The whole point is that we can't control what happens to the central government that we set up after we leave. We can woo Sunni leaders in Anbar to support the political arrangements that Washington supports, but when U.S. troops come home, those alliances could easily come apart. And Iraqis have to live with the consequences of American meddling in Iraq's internecine conflicts long after we are gone.

It's not all about us. It's not all about what WE do to "give" the Iraqis "a central government that responds to the needs and desires of the various groups and ensures that none take undue advantage." We can "ensure" exactly nothing for Iraqis when we are not in Iraq anymore. This is not an erector set we're building here. This is a real, actual, living society and culture with a history.
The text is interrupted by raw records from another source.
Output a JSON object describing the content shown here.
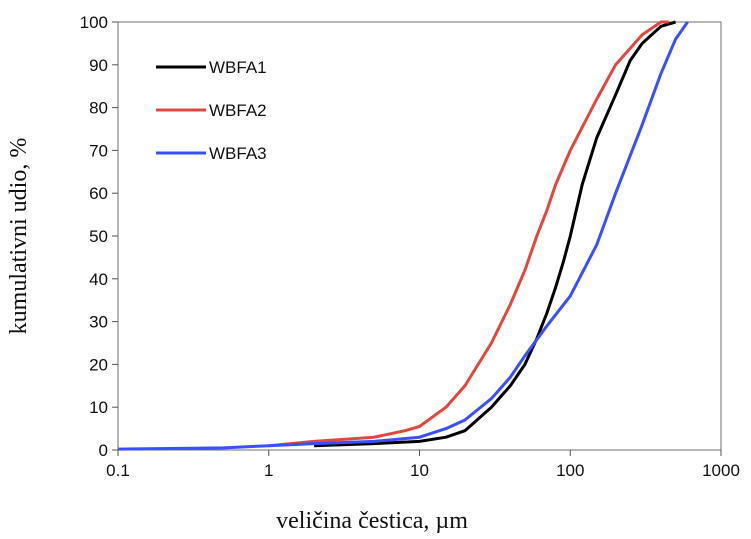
{
  "chart_data": {
    "type": "line",
    "xlabel": "veličina čestica, µm",
    "ylabel": "kumulativni udio, %",
    "xscale": "log",
    "xlim": [
      0.1,
      1000
    ],
    "ylim": [
      0,
      100
    ],
    "x_ticks": [
      0.1,
      1,
      10,
      100,
      1000
    ],
    "x_tick_labels": [
      "0.1",
      "1",
      "10",
      "100",
      "1000"
    ],
    "y_ticks": [
      0,
      10,
      20,
      30,
      40,
      50,
      60,
      70,
      80,
      90,
      100
    ],
    "y_tick_labels": [
      "0",
      "10",
      "20",
      "30",
      "40",
      "50",
      "60",
      "70",
      "80",
      "90",
      "100"
    ],
    "grid": false,
    "legend_position": "top-left",
    "series": [
      {
        "name": "WBFA1",
        "color": "#000000",
        "points": [
          [
            2,
            1
          ],
          [
            5,
            1.5
          ],
          [
            10,
            2
          ],
          [
            15,
            3
          ],
          [
            20,
            4.5
          ],
          [
            30,
            10
          ],
          [
            40,
            15
          ],
          [
            50,
            20
          ],
          [
            60,
            26
          ],
          [
            70,
            32
          ],
          [
            80,
            38
          ],
          [
            90,
            44
          ],
          [
            100,
            50
          ],
          [
            120,
            62
          ],
          [
            150,
            73
          ],
          [
            200,
            83
          ],
          [
            250,
            91
          ],
          [
            300,
            95
          ],
          [
            400,
            99
          ],
          [
            500,
            100
          ]
        ]
      },
      {
        "name": "WBFA2",
        "color": "#e0473f",
        "points": [
          [
            1,
            1
          ],
          [
            2,
            2
          ],
          [
            5,
            3
          ],
          [
            8,
            4.5
          ],
          [
            10,
            5.5
          ],
          [
            15,
            10
          ],
          [
            20,
            15
          ],
          [
            30,
            25
          ],
          [
            40,
            34
          ],
          [
            50,
            42
          ],
          [
            60,
            50
          ],
          [
            70,
            56
          ],
          [
            80,
            62
          ],
          [
            100,
            70
          ],
          [
            150,
            82
          ],
          [
            200,
            90
          ],
          [
            300,
            97
          ],
          [
            400,
            100
          ],
          [
            450,
            100
          ]
        ]
      },
      {
        "name": "WBFA3",
        "color": "#3a4fff",
        "points": [
          [
            0.1,
            0.2
          ],
          [
            0.5,
            0.5
          ],
          [
            1,
            1
          ],
          [
            2,
            1.5
          ],
          [
            5,
            2
          ],
          [
            10,
            3
          ],
          [
            15,
            5
          ],
          [
            20,
            7
          ],
          [
            30,
            12
          ],
          [
            40,
            17
          ],
          [
            50,
            22
          ],
          [
            70,
            29
          ],
          [
            100,
            36
          ],
          [
            150,
            48
          ],
          [
            200,
            60
          ],
          [
            300,
            76
          ],
          [
            400,
            88
          ],
          [
            500,
            96
          ],
          [
            600,
            100
          ]
        ]
      }
    ]
  }
}
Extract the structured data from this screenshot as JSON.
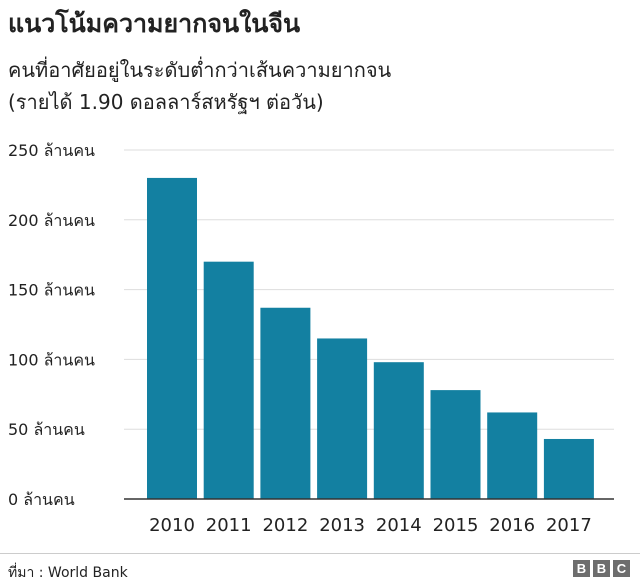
{
  "chart_data": {
    "type": "bar",
    "title": "แนวโน้มความยากจนในจีน",
    "subtitle": [
      "คนที่อาศัยอยู่ในระดับต่ำกว่าเส้นความยากจน",
      "(รายได้ 1.90 ดอลลาร์สหรัฐฯ ต่อวัน)"
    ],
    "categories": [
      "2010",
      "2011",
      "2012",
      "2013",
      "2014",
      "2015",
      "2016",
      "2017"
    ],
    "values": [
      230,
      170,
      137,
      115,
      98,
      78,
      62,
      43
    ],
    "ylim": [
      0,
      250
    ],
    "yticks": [
      0,
      50,
      100,
      150,
      200,
      250
    ],
    "ytick_suffix": "ล้านคน",
    "grid": true,
    "bar_color": "#1380A1"
  },
  "source": "ที่มา : World Bank",
  "logo": [
    "B",
    "B",
    "C"
  ]
}
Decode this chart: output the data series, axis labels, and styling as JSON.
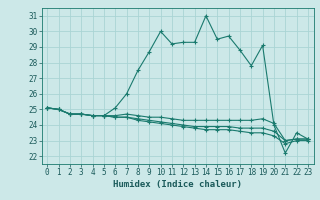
{
  "title": "",
  "xlabel": "Humidex (Indice chaleur)",
  "ylabel": "",
  "xlim": [
    -0.5,
    23.5
  ],
  "ylim": [
    21.5,
    31.5
  ],
  "yticks": [
    22,
    23,
    24,
    25,
    26,
    27,
    28,
    29,
    30,
    31
  ],
  "xticks": [
    0,
    1,
    2,
    3,
    4,
    5,
    6,
    7,
    8,
    9,
    10,
    11,
    12,
    13,
    14,
    15,
    16,
    17,
    18,
    19,
    20,
    21,
    22,
    23
  ],
  "bg_color": "#cce8e8",
  "grid_color": "#aad4d4",
  "line_color": "#1a7a6e",
  "series": [
    [
      25.1,
      25.0,
      24.7,
      24.7,
      24.6,
      24.6,
      25.1,
      26.0,
      27.5,
      28.7,
      30.0,
      29.2,
      29.3,
      29.3,
      31.0,
      29.5,
      29.7,
      28.8,
      27.8,
      29.1,
      24.0,
      22.2,
      23.5,
      23.1
    ],
    [
      25.1,
      25.0,
      24.7,
      24.7,
      24.6,
      24.6,
      24.6,
      24.7,
      24.6,
      24.5,
      24.5,
      24.4,
      24.3,
      24.3,
      24.3,
      24.3,
      24.3,
      24.3,
      24.3,
      24.4,
      24.1,
      23.0,
      23.1,
      23.1
    ],
    [
      25.1,
      25.0,
      24.7,
      24.7,
      24.6,
      24.6,
      24.5,
      24.5,
      24.4,
      24.3,
      24.2,
      24.1,
      24.0,
      23.9,
      23.9,
      23.9,
      23.9,
      23.8,
      23.8,
      23.8,
      23.6,
      23.0,
      23.1,
      23.1
    ],
    [
      25.1,
      25.0,
      24.7,
      24.7,
      24.6,
      24.6,
      24.5,
      24.5,
      24.3,
      24.2,
      24.1,
      24.0,
      23.9,
      23.8,
      23.7,
      23.7,
      23.7,
      23.6,
      23.5,
      23.5,
      23.3,
      22.8,
      23.0,
      23.0
    ]
  ]
}
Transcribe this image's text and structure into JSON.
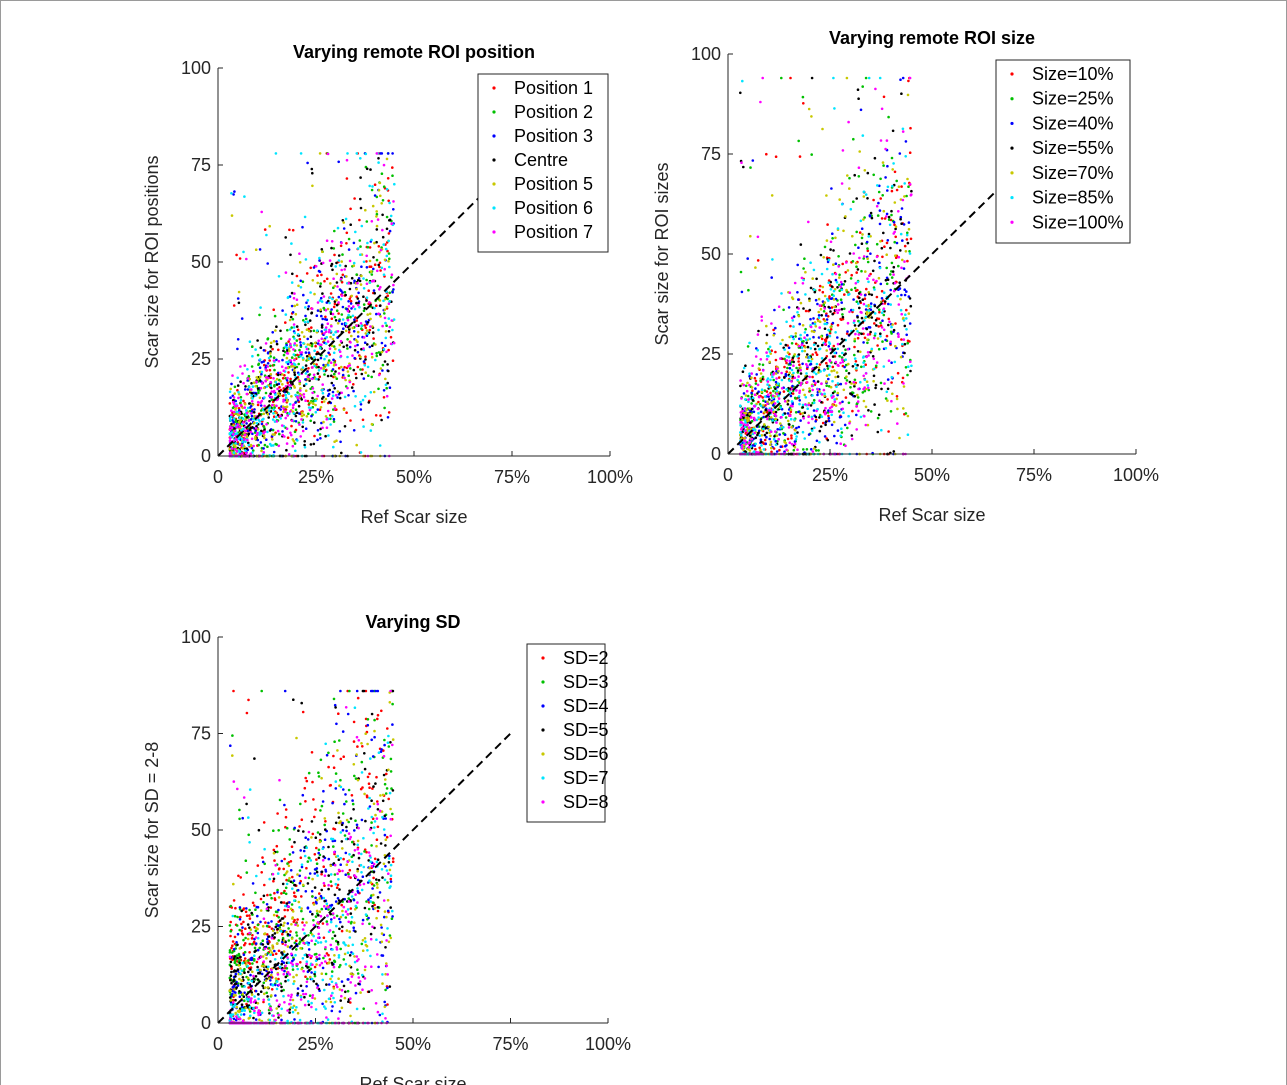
{
  "chart_data": [
    {
      "type": "scatter",
      "title": "Varying remote ROI position",
      "xlabel": "Ref Scar size",
      "ylabel": "Scar size for ROI positions",
      "xlim": [
        0,
        100
      ],
      "ylim": [
        0,
        100
      ],
      "x_ticks": [
        "0",
        "25%",
        "50%",
        "75%",
        "100%"
      ],
      "y_ticks": [
        "0",
        "25",
        "50",
        "75",
        "100"
      ],
      "grid": false,
      "legend_placement": "top-right",
      "reference_line": {
        "style": "dashed",
        "x": [
          0,
          75
        ],
        "y": [
          0,
          75
        ]
      },
      "series": [
        {
          "name": "Position 1",
          "color": "#ff0000"
        },
        {
          "name": "Position 2",
          "color": "#00c000"
        },
        {
          "name": "Position 3",
          "color": "#0000ff"
        },
        {
          "name": "Centre",
          "color": "#000000"
        },
        {
          "name": "Position 5",
          "color": "#c8c800"
        },
        {
          "name": "Position 6",
          "color": "#00e5ff"
        },
        {
          "name": "Position 7",
          "color": "#ff00ff"
        }
      ],
      "distribution": {
        "x_range": [
          3,
          45
        ],
        "y_range": [
          0,
          78
        ],
        "points_per_series": 300,
        "spread_factor": 0.75
      }
    },
    {
      "type": "scatter",
      "title": "Varying remote ROI size",
      "xlabel": "Ref Scar size",
      "ylabel": "Scar size for ROI sizes",
      "xlim": [
        0,
        100
      ],
      "ylim": [
        0,
        100
      ],
      "x_ticks": [
        "0",
        "25%",
        "50%",
        "75%",
        "100%"
      ],
      "y_ticks": [
        "0",
        "25",
        "50",
        "75",
        "100"
      ],
      "grid": false,
      "legend_placement": "top-right",
      "reference_line": {
        "style": "dashed",
        "x": [
          0,
          75
        ],
        "y": [
          0,
          75
        ]
      },
      "series": [
        {
          "name": "Size=10%",
          "color": "#ff0000"
        },
        {
          "name": "Size=25%",
          "color": "#00c000"
        },
        {
          "name": "Size=40%",
          "color": "#0000ff"
        },
        {
          "name": "Size=55%",
          "color": "#000000"
        },
        {
          "name": "Size=70%",
          "color": "#c8c800"
        },
        {
          "name": "Size=85%",
          "color": "#00e5ff"
        },
        {
          "name": "Size=100%",
          "color": "#ff00ff"
        }
      ],
      "distribution": {
        "x_range": [
          3,
          45
        ],
        "y_range": [
          0,
          94
        ],
        "points_per_series": 300,
        "spread_factor": 0.9
      }
    },
    {
      "type": "scatter",
      "title": "Varying SD",
      "xlabel": "Ref Scar size",
      "ylabel": "Scar size for SD = 2-8",
      "xlim": [
        0,
        100
      ],
      "ylim": [
        0,
        100
      ],
      "x_ticks": [
        "0",
        "25%",
        "50%",
        "75%",
        "100%"
      ],
      "y_ticks": [
        "0",
        "25",
        "50",
        "75",
        "100"
      ],
      "grid": false,
      "legend_placement": "top-right",
      "reference_line": {
        "style": "dashed",
        "x": [
          0,
          75
        ],
        "y": [
          0,
          75
        ]
      },
      "series": [
        {
          "name": "SD=2",
          "color": "#ff0000"
        },
        {
          "name": "SD=3",
          "color": "#00c000"
        },
        {
          "name": "SD=4",
          "color": "#0000ff"
        },
        {
          "name": "SD=5",
          "color": "#000000"
        },
        {
          "name": "SD=6",
          "color": "#c8c800"
        },
        {
          "name": "SD=7",
          "color": "#00e5ff"
        },
        {
          "name": "SD=8",
          "color": "#ff00ff"
        }
      ],
      "distribution": {
        "x_range": [
          3,
          45
        ],
        "y_range": [
          0,
          86
        ],
        "points_per_series": 300,
        "spread_factor": 1.0
      }
    }
  ]
}
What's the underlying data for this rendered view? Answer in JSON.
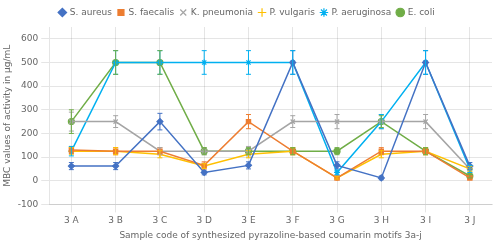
{
  "chart_data": {
    "type": "line",
    "xlabel": "Sample code of synthesized pyrazoline-based coumarin motifs 3a-j",
    "ylabel": "MBC values of activity in µg/mL",
    "categories": [
      "3 A",
      "3 B",
      "3 C",
      "3 D",
      "3 E",
      "3 F",
      "3 G",
      "3 H",
      "3 I",
      "3 J"
    ],
    "series": [
      {
        "name": "S. aureus",
        "color": "#4472C4",
        "marker": "diamond",
        "values": [
          62,
          62,
          250,
          35,
          65,
          500,
          65,
          12,
          500,
          62
        ],
        "errors": [
          15,
          15,
          35,
          10,
          15,
          50,
          15,
          8,
          50,
          15
        ]
      },
      {
        "name": "S. faecalis",
        "color": "#ED7D31",
        "marker": "square",
        "values": [
          130,
          125,
          125,
          65,
          250,
          125,
          12,
          125,
          125,
          12
        ],
        "errors": [
          15,
          15,
          15,
          15,
          30,
          15,
          5,
          15,
          15,
          5
        ]
      },
      {
        "name": "K. pneumonia",
        "color": "#A5A5A5",
        "marker": "x",
        "values": [
          250,
          250,
          125,
          125,
          125,
          250,
          250,
          250,
          250,
          50
        ],
        "errors": [
          40,
          25,
          15,
          15,
          20,
          25,
          30,
          30,
          30,
          15
        ]
      },
      {
        "name": "P. vulgaris",
        "color": "#FFC000",
        "marker": "plus",
        "values": [
          125,
          125,
          112,
          62,
          112,
          125,
          12,
          112,
          125,
          50
        ],
        "errors": [
          15,
          15,
          15,
          10,
          15,
          15,
          5,
          15,
          15,
          10
        ]
      },
      {
        "name": "P. aeruginosa",
        "color": "#00B0F0",
        "marker": "star",
        "values": [
          125,
          500,
          500,
          500,
          500,
          500,
          35,
          250,
          500,
          50
        ],
        "errors": [
          20,
          50,
          50,
          50,
          50,
          50,
          10,
          30,
          50,
          15
        ]
      },
      {
        "name": "E. coli",
        "color": "#70AD47",
        "marker": "circle",
        "values": [
          250,
          500,
          500,
          125,
          125,
          125,
          125,
          250,
          125,
          20
        ],
        "errors": [
          50,
          50,
          50,
          15,
          15,
          15,
          15,
          25,
          15,
          8
        ]
      }
    ],
    "ylim": [
      -100,
      650
    ],
    "yticks": [
      -100,
      0,
      100,
      200,
      300,
      400,
      500,
      600
    ],
    "grid": true,
    "legend": "top"
  }
}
We cannot just "change" Iraqi alliances and political realities to be the way we want them to be, and then set them down carefully on the ground and leave, and expect them to stay the way we put them. It is not all about us. Look at the situation from an Iraqi point of view for once.

Next comes McQ, again defining what is real and factual by telling us what Americans see, what Americans are doing, what conditions look like to Americans, what Americans tell Iraqis, what Americans think Iraqis are understanding about what Americans are doing:
They [the op-ed's authors] conclude:
In the end, we need to recognize that our presence may have released Iraqis from the grip of a tyrant, but that it has also robbed them of their self-respect. They will soon realize that the best way to regain dignity is to call us what we are — an army of occupation — and force our withdrawal.

Except we've been through that and that is now changing in many areas of Iraq. They've left out an important change taking place in some areas of Iraq. There is another realization which has taken place for much of the population and it was never more clearly stated than in Michael Yon's dispatch from Baquba when he talked about how one of the leaders of the 1920s Revolutionary Brigade finally figured out that we wanted out of there just as badly as they wanted us out, but that we weren't leaving until Iraq was secure and al Qaeda defeated.

That's a major shift in attitude and it is certainly a shift away from the belief that the US military is an occupation force. It was certainly that belief which drove him and his insurgents to fight us previously. It was putting aside that belief that had him come to us as an ally, albeit a limited one, in Baquba.

I know the Yon piece to which McQ is referring here; I read it. And I had exactly the same reaction to it as I have now to McQ's repeating Yon's words about what Iraqis have "realized" and "figured out" about why Americans are in Iraq -- as if (a) Michael Yon's personal opinion on why the U.S. is in Iraq were objective fact, and not simply the subjective view of someone who supports the Bush administration's Iraq policies; and as if (b) all that's needed to know exactly how Iraqis feel about any given subject or event is what Michael Yon tells us Iraqis have told him that they feel.

You cannot get more American-centric than that.